Expect that it’s not going to be easy. There are some things that you can do to make your list a whole lot more manageable.
If you’re lucky enough to secure sponsorships, you won’t have much of a problem when it comes to finances. If you’re struggling, it’s time to find people who will fund your event. You may establish a separate committee to do this responsibility. For your reference, make sure that your budget will cover the following: the artist/performers, production, venue, insurance, advertising, catering, and other miscellaneous expenses.
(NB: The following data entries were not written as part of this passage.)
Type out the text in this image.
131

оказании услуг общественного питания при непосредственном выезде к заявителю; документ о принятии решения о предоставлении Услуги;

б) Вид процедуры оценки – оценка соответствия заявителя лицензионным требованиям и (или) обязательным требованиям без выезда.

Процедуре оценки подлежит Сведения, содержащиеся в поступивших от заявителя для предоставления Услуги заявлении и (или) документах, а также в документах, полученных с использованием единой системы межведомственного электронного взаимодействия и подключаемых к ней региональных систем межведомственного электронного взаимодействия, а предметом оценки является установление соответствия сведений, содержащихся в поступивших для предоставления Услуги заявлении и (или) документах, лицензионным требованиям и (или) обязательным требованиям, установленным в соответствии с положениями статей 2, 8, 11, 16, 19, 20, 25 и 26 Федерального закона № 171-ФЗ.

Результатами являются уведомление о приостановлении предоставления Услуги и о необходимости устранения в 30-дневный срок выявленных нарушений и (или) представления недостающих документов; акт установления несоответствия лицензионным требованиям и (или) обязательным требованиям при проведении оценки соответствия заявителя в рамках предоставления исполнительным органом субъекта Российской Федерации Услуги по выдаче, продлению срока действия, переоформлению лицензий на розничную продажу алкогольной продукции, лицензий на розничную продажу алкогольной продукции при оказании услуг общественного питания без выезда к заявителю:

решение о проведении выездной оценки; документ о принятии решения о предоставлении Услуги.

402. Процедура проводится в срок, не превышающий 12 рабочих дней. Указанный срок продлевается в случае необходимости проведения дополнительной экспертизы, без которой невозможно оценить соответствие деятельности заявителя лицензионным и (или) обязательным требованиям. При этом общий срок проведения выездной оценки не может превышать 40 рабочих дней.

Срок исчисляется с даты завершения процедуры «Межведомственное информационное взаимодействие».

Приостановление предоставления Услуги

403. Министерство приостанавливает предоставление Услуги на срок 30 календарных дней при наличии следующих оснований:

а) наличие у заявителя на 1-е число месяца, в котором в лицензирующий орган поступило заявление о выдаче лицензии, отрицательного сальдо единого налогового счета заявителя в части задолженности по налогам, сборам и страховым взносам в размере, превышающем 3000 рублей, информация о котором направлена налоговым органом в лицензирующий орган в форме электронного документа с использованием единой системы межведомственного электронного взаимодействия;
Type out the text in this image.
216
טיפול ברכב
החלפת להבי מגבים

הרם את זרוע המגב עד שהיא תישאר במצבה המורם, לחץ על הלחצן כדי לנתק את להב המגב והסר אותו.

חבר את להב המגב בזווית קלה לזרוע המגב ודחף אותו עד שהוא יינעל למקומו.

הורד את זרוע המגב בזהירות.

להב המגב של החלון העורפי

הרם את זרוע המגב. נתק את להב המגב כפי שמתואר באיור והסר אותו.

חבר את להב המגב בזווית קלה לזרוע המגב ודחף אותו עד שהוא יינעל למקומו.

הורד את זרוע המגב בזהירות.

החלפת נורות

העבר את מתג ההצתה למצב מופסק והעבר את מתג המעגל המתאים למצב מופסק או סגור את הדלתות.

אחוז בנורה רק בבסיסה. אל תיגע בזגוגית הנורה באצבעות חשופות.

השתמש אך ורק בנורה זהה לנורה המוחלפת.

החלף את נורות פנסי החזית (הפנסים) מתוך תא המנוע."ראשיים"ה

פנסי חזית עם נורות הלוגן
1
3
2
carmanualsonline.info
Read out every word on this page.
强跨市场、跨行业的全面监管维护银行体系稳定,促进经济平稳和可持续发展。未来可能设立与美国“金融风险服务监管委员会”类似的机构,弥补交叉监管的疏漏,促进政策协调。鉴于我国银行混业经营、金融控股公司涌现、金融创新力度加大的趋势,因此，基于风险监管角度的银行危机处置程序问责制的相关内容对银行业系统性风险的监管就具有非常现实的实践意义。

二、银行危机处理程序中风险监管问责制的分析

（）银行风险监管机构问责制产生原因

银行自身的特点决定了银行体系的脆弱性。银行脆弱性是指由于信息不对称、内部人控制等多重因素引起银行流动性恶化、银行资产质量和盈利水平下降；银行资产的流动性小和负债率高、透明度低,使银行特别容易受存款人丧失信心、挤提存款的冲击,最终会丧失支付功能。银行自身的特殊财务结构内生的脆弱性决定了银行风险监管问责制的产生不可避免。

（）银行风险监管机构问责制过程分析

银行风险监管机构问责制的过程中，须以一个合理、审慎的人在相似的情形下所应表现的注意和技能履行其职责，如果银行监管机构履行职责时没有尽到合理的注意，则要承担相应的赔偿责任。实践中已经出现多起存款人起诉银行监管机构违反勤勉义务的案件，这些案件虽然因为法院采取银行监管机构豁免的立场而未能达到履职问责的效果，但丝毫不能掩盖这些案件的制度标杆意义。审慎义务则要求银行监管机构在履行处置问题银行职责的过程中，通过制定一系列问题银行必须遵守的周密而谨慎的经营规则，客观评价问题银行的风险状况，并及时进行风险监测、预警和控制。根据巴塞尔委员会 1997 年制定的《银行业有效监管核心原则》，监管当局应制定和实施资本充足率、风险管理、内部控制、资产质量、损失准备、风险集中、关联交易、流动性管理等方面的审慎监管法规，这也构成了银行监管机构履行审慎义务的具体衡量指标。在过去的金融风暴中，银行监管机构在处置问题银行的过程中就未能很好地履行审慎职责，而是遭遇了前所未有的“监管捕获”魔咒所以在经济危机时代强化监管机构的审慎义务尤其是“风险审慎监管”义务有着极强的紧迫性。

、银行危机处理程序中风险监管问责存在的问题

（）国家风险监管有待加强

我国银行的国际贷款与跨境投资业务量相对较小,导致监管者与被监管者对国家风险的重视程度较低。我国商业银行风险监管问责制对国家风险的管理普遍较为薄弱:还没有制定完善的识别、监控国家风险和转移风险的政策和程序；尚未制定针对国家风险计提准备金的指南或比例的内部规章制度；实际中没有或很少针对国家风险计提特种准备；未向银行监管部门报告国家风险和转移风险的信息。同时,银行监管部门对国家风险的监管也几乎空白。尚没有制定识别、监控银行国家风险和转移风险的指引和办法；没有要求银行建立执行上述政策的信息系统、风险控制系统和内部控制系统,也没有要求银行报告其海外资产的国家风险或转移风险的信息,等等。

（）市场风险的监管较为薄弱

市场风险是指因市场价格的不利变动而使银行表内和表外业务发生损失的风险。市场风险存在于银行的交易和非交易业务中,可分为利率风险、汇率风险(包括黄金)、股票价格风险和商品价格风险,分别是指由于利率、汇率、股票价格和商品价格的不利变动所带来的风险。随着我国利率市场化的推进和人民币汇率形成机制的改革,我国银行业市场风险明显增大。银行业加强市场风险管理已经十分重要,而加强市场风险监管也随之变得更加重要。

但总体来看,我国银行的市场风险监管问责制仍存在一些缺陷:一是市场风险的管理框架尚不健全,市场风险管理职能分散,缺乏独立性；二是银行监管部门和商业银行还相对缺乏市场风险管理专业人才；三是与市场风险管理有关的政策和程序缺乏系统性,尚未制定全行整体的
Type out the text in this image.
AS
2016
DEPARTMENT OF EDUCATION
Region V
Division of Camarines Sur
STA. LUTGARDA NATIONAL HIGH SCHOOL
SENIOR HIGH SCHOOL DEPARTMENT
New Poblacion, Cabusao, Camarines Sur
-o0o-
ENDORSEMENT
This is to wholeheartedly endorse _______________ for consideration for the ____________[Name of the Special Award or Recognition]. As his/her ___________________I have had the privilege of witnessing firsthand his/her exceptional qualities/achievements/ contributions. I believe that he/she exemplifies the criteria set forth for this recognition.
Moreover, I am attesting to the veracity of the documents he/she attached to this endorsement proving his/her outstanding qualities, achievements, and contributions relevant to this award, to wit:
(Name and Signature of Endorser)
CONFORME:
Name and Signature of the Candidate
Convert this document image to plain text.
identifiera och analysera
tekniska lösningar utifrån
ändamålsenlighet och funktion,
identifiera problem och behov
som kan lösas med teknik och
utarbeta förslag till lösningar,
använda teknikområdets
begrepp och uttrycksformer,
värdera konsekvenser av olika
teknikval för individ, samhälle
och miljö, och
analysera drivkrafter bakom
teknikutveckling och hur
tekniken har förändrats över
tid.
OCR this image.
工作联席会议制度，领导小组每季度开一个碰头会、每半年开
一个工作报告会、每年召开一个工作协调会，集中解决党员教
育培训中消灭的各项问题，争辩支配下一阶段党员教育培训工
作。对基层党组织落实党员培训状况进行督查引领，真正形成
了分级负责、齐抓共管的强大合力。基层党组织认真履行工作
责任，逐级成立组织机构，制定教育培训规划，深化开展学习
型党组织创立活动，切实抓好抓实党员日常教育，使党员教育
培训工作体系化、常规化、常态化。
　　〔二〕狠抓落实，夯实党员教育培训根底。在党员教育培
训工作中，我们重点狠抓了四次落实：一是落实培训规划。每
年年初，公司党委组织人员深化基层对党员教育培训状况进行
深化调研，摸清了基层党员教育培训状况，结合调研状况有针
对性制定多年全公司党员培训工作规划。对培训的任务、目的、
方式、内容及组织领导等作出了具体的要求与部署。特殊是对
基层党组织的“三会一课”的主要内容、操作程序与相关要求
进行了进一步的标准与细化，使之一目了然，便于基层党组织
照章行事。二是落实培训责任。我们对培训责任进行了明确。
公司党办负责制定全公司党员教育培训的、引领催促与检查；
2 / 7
When it comes to venues, make sure that yours is accessible to everyone. Find out what the weather will be like on the concert day before you decide. Consider first the stage and its size. You will also have to take into account the auditorium seating. Are you going to set up chairs or will there be permanent seats at the venue? Don’t forget the power supply and see to it that they have a generator.
The Artist and Performers
Concerts have different acts, with the minimum of three or five. You’ll need an opening act and a headliner. You won’t have that much problem when it comes to the warm-up act, as you can commission local performers. Just make sure that their genre is the same as the headliner’s or complements it. Prepare your contract so that the duties and obligations of the artists and the organizing party are defined.
Organizing a concert is surely tiring, but it’s fun. This is especially true if you find yourself singing to the songs on the concert day, knowing that your group’s work is all worth it.